Writing on a computer is hard, I'm told. Too many distractions. How can you write something when YouTube and all those silly cats are just a click away!? It's basically impossible.
Or so the people behind Hemingwrite would have you believe. But not to worry, their product will solve all your problems. It's a gadget that's basically a keyboard and a display. It's the hipster version of a typewriter, I guess.
There's a Kickstarter running now and for a pledge of a mere $399 ($369 if any of the Early Bird pledges are left by the time you read this) you can get your own Hemingwrite in the fall of 2015. That's $100 off the eventual retail price, apparently.
The Hemingwrite people are proud of the fact that their device includes a mechanical keyboard. They say it's a full-sized keyboard but it looks pretty cramped to me. Instead of something distracting like menus the Hemingwrite has physical switches to navigate through the three folders you have to organize your documents in.
While using the Hemingwrite you're also protected from distractions like copy and paste. Because Hemingway didn't have copy and paste and neither should you. But you do have page up and page down. This is the future, people!

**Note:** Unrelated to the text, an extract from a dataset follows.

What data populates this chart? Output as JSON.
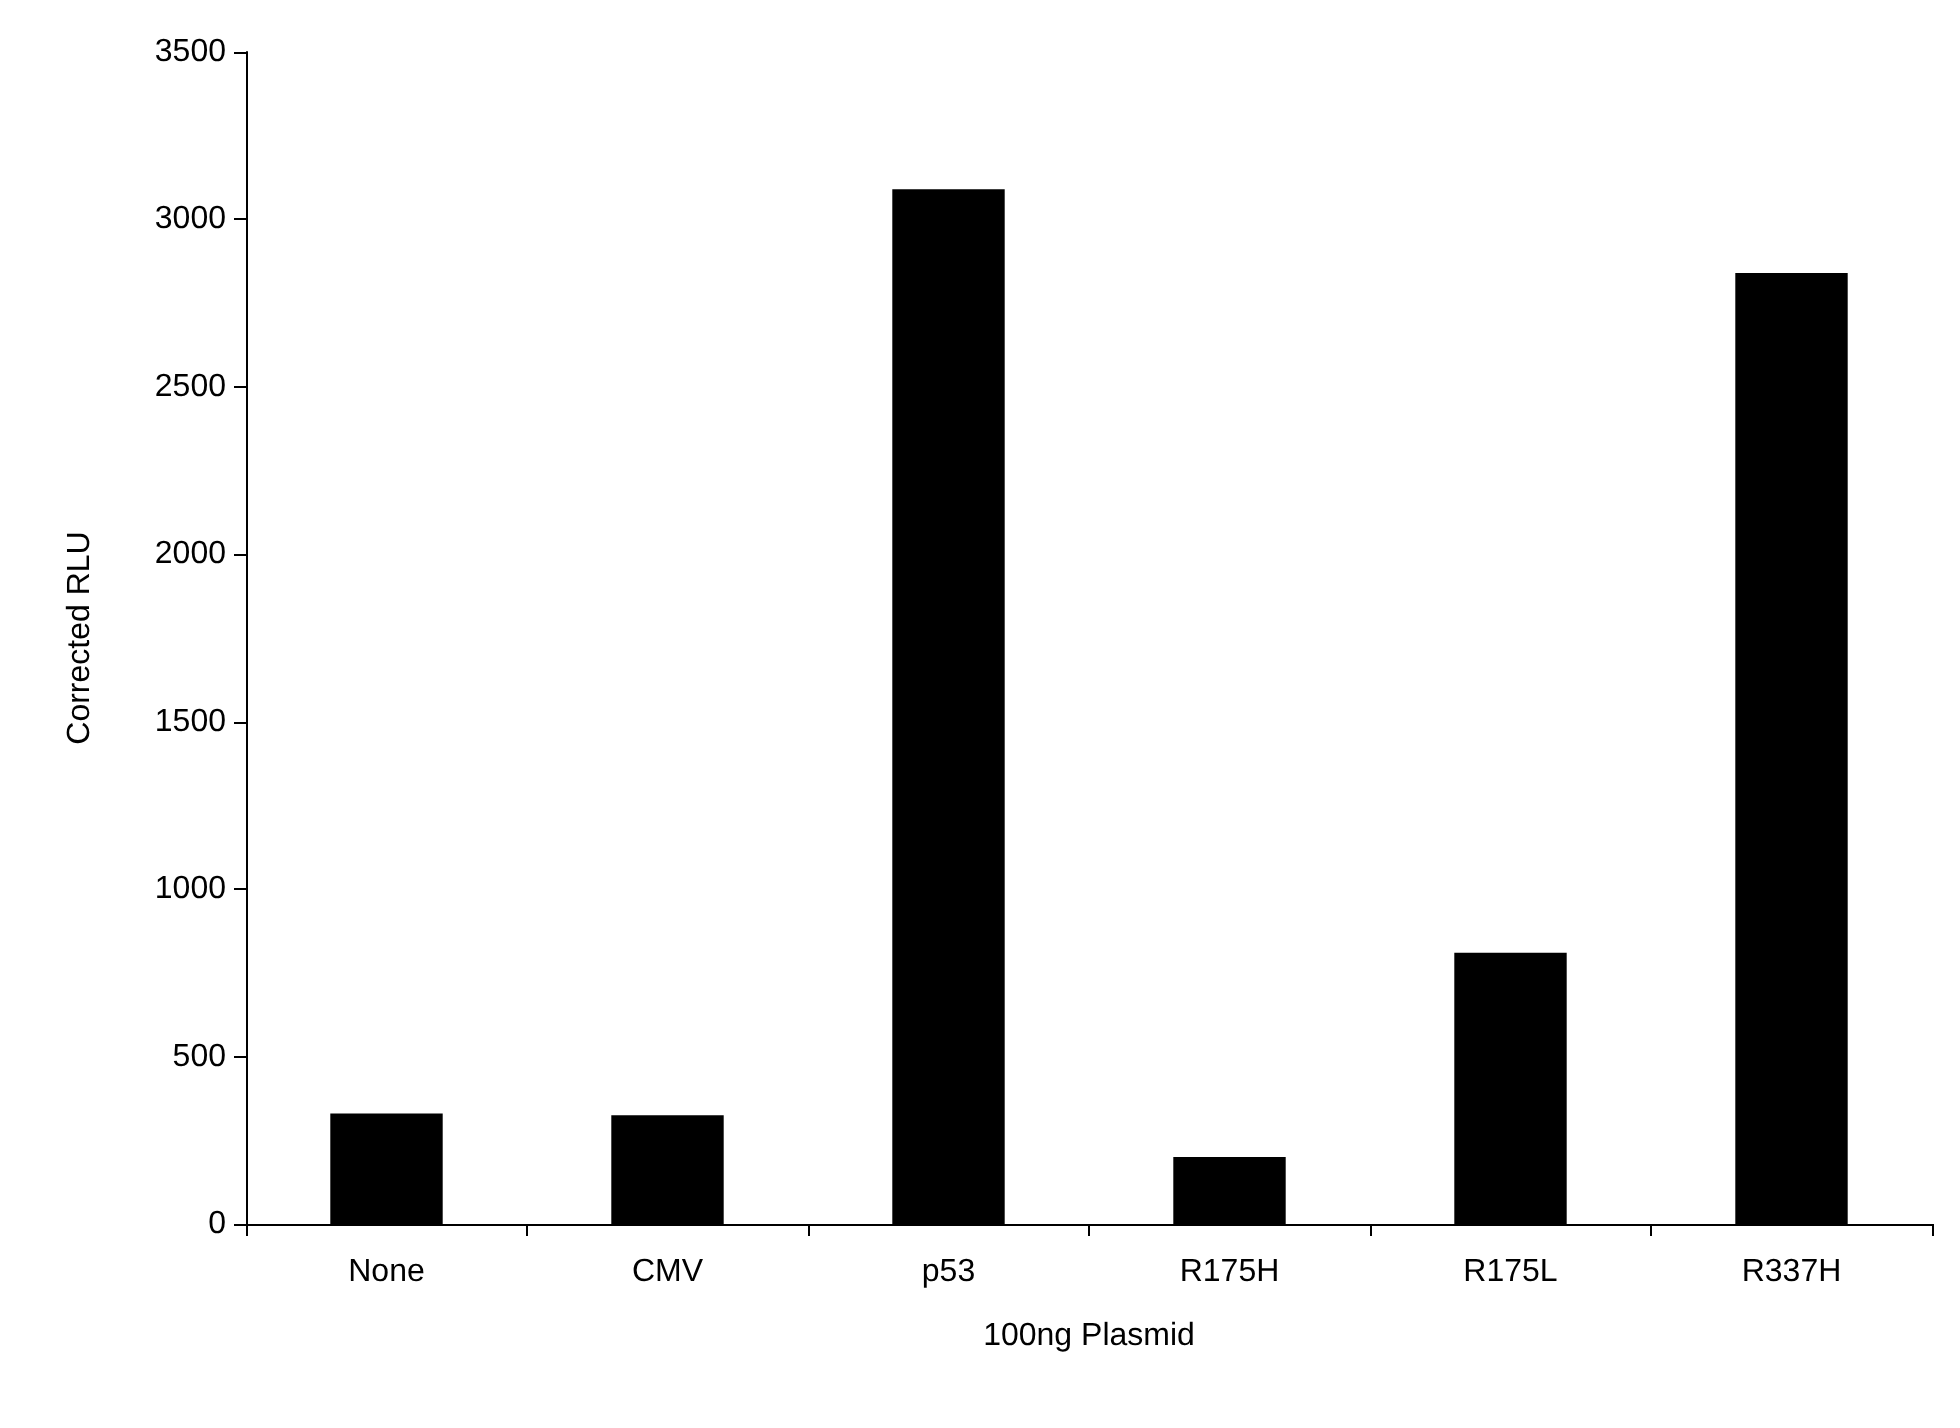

This gadget does have some upsides. They claim it runs for a month on a single charge and turns on instantly. If you've ever had a great idea trapped in your head and felt it slipping away while your PC booted you should appreciate that feature. Since it has an E Ink screen you can use it in bright sun without the screen washing out. And in one concession to modern life, it saves your content to the cloud. The idea is that you dash out your first draft on Hemingwrite and then use a real writing tool to do your editing.
Clearly I'm not the target demographic for this, but the last time I checked the Kickstarter project they'd raised $200,000 of their $250,000 goal; I guess there's demand for this kind of gadget. Kudos to the Hemingwrite folks for finding an untapped market.
I write pretty much every day. Personally I do my first drafts in Draftin. It has a Hemingway Mode if you really need that kind of thing, and it doesn't cost $400. In Draftin, Hemingway Mode doesn't let you back up at all. All you can do is keep writing, which is pretty much the same thing the Hemingwrite is trying to accomplish. The theory is that 'writing' and 'editing' are two very different mindsets and you shouldn't try to do both at once.